Type 2 diabetes common treatment approaches include:
- Medications and insulin therapy
The decision about which medications are best depends on many factors, including patient’s blood sugar level and any other health problems he has. The doctor might combine drugs from different classes to help control the blood sugar in several different ways
- Bariatric surgery
Patients with type 2 diabetes and a body mass index (BMI) greater than 35 may be candidates for weight-loss surgery. Blood sugar levels return to normal in over 50 percent of people with diabetes, depending on the procedure performed. Surgeries that bypass a section of the small intestine have more of an effect on blood sugar levels than do other weight-loss surgeries. Drawbacks to the surgery include cost, and there are major risks involved, including a risk of death
What is Obesity
Obesity is defined as abnormal or excessive fat accumulation that presents a risk to health. A crude population measure of obesity is the body mass index (BMI), a person’s weight (in kilograms) divided by the square of his or her height (in meters). A person with a BMI of 30 or more is generally considered obese. Obesity is a major risk factor for a number of chronic diseases, including type II diabetes, cardiovascular diseases, musculoskeletal disorders and cancer.

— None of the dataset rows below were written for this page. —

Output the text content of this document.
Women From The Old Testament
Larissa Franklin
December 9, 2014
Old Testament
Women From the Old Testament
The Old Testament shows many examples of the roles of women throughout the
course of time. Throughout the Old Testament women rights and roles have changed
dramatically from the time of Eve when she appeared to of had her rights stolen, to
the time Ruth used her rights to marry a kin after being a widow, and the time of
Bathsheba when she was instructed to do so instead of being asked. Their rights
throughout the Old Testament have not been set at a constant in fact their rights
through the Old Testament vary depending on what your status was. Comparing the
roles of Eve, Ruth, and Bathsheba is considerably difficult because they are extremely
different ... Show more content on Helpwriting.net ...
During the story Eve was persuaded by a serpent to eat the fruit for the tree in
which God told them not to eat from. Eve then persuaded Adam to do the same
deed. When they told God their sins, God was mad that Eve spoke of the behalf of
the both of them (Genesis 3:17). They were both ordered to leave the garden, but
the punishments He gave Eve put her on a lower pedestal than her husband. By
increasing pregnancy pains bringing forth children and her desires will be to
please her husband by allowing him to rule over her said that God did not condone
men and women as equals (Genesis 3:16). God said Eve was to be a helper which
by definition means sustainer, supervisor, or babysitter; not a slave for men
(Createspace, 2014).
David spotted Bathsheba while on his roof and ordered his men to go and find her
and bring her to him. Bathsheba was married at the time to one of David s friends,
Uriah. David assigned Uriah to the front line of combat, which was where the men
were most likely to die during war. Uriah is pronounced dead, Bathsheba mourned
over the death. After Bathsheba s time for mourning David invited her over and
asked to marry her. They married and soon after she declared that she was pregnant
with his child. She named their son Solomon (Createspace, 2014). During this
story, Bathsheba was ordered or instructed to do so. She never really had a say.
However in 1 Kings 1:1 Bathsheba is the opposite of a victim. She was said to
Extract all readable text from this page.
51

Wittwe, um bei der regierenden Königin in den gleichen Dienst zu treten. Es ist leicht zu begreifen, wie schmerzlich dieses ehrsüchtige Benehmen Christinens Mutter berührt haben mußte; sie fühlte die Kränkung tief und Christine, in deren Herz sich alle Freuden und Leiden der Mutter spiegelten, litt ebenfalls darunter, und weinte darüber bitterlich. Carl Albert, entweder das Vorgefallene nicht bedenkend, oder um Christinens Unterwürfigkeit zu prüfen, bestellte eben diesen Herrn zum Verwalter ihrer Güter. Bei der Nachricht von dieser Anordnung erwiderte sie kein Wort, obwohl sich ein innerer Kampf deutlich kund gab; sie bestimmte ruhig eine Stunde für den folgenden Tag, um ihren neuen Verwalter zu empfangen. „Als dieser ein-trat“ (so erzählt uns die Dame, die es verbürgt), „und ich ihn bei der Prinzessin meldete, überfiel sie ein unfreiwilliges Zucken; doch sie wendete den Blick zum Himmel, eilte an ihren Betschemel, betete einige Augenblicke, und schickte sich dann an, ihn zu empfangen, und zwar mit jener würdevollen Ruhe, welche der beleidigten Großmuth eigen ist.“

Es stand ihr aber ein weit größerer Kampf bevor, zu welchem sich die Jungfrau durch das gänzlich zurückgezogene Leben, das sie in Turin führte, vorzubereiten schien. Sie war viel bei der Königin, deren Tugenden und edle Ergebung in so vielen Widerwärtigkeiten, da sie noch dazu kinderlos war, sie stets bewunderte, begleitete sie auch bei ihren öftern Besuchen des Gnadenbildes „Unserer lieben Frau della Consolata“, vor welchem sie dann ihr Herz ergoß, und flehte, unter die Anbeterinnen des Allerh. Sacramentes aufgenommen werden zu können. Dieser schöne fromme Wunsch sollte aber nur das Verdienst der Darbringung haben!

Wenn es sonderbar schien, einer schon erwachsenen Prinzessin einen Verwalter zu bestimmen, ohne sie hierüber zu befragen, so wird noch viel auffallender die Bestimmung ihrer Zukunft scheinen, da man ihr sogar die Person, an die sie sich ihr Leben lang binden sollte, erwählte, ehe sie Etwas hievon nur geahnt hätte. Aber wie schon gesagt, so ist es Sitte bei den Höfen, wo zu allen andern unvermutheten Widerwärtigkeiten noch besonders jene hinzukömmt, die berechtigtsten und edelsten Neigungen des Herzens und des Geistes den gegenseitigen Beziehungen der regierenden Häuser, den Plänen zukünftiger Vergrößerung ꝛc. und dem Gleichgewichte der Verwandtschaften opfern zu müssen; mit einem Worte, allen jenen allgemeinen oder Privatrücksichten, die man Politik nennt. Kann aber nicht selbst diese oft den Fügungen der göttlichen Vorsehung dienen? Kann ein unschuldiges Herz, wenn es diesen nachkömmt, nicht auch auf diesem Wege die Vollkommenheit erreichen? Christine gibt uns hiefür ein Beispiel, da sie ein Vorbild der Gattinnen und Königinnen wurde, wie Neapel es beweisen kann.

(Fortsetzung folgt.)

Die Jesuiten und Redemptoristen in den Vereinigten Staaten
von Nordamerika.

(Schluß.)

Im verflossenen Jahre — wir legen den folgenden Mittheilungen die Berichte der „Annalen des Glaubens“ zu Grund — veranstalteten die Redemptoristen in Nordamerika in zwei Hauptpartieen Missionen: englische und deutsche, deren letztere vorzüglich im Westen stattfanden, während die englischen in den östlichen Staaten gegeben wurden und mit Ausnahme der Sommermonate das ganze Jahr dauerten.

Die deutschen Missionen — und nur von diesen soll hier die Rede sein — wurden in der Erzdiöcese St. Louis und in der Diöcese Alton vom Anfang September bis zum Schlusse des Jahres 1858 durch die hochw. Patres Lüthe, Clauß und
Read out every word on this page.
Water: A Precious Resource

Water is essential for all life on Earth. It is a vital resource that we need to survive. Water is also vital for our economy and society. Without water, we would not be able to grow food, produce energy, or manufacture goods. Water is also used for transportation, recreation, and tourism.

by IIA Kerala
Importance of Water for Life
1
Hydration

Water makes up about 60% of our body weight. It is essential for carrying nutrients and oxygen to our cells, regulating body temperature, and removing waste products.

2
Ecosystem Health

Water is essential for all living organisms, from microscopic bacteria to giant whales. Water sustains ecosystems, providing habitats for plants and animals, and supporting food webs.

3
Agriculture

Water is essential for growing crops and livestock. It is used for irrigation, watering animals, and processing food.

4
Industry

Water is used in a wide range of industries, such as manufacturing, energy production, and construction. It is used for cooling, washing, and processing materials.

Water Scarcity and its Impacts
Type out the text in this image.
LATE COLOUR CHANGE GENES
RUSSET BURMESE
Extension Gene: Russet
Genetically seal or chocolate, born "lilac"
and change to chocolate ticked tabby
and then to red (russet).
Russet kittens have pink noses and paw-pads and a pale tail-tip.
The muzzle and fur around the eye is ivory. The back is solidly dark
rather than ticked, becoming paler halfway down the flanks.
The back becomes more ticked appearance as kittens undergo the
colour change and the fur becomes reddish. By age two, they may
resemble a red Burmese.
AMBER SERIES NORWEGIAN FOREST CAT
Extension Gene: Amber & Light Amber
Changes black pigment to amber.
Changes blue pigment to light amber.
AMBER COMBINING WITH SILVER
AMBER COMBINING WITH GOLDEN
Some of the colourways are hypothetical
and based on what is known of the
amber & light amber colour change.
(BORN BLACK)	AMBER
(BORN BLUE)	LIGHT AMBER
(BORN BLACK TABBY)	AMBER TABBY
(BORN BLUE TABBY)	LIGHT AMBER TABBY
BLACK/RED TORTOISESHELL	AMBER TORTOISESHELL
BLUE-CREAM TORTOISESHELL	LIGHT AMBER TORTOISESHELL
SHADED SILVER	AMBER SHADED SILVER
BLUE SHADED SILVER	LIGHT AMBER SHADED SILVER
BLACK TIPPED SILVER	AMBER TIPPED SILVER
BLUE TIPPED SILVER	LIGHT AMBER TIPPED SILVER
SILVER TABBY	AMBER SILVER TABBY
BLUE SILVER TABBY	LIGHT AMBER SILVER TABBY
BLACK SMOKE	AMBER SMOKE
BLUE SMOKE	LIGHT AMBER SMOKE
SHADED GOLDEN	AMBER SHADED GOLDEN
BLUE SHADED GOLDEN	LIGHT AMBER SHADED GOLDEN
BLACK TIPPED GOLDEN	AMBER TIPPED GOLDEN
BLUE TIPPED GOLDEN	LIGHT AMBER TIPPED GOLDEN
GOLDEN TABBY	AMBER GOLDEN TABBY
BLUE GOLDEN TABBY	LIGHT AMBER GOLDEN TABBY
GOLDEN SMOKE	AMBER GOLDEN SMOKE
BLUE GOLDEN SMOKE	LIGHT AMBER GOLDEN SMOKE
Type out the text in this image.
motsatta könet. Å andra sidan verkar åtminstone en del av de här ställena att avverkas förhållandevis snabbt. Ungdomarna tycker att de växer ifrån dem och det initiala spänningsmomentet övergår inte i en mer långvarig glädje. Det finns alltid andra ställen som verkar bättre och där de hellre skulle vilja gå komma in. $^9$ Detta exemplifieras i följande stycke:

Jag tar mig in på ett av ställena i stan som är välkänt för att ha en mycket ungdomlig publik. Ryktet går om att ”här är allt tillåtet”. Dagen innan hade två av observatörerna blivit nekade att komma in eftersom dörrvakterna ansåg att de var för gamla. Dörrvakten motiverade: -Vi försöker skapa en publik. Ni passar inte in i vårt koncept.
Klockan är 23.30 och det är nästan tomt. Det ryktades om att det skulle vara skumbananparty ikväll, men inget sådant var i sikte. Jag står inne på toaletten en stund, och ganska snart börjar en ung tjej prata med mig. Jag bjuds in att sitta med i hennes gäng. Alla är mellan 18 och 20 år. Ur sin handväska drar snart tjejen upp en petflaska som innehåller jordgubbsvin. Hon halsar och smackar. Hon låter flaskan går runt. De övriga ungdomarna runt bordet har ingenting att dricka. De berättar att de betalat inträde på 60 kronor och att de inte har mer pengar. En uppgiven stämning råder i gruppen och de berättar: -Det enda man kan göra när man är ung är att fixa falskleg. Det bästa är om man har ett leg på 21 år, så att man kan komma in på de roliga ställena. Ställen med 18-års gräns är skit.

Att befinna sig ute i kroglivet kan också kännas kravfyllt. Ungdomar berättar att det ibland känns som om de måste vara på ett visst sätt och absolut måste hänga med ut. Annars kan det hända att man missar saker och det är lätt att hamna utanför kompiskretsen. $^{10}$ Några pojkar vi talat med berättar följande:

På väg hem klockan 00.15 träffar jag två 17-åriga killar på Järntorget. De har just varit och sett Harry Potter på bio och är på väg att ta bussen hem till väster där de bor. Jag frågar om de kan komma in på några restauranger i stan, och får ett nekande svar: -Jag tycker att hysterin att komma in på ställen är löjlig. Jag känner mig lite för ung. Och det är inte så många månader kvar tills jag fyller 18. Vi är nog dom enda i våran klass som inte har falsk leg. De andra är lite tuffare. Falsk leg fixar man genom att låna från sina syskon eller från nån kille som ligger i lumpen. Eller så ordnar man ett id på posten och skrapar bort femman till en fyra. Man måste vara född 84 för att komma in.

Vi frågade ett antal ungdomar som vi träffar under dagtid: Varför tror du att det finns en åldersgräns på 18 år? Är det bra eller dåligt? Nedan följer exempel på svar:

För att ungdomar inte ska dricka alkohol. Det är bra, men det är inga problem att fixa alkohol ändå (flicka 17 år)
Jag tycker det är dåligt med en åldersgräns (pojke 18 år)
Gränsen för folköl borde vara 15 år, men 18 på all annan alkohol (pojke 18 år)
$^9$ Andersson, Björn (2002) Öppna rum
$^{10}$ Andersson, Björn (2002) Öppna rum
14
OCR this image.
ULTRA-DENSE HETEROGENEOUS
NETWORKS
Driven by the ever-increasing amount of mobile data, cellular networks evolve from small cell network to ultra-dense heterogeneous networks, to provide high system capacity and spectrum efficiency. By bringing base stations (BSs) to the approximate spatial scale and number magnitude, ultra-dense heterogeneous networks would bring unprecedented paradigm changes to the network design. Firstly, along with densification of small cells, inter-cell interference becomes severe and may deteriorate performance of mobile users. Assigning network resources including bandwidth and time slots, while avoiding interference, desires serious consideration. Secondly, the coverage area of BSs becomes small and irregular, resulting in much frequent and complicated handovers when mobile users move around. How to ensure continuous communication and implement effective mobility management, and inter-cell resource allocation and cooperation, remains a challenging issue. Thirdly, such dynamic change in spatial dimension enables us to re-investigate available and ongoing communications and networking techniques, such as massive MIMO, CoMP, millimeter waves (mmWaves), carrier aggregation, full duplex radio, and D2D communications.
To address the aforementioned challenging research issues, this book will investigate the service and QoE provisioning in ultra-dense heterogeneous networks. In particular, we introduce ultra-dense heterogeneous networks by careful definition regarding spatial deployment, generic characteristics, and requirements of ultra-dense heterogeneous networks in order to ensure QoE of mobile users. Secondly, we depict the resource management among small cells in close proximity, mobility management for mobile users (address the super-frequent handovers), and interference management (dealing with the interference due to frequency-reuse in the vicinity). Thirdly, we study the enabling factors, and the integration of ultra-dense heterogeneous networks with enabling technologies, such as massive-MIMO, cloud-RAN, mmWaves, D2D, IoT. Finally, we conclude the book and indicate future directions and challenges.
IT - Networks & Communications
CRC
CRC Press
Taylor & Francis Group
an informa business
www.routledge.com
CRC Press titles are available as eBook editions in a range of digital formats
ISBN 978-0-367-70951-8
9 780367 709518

Obesity, as well as its related diseases, is largely preventable simply by making a healthier choice of foods and regular physical activity. However, in certain situations the doctor may recommend other treatment methods:
- Prescription weight-loss medication
Weight-loss medications may be recommended if other methods of weight loss haven’t worked for the patient and he/she meets one of the following criteria:
- BMI of 30 or greater
- BMI greater than 27, when the patient also has medical complications of obesity, such as diabetes, high blood pressure or sleep apnea.
Keep in mind, though, that medication is unlikely to work without additional lifestyle changes
- Bariatric surgery
Bariatric surgery (weight-loss surgery) offers the best chance of losing the most weight, but it can pose serious risks. The surgery may limit the amount of food that the patient is able to comfortably eat, decrease the absorption of food and calories, or both.
Weight-loss surgery for obesity may be considered when other methods to lose weight haven’t worked and the patient meets one of the following criteria:
- Extreme obesity with a BMI of 40 or higher
- BMI of 35 and other serious weight-related health problem.
Weight-loss success after surgery depends on the commitment of the patient to making lifelong changes in his/her eating and exercise habits
Type II Diabetes is one of the major comorbidities related to obesity, when roughly 85% of obese adults also suffer from it.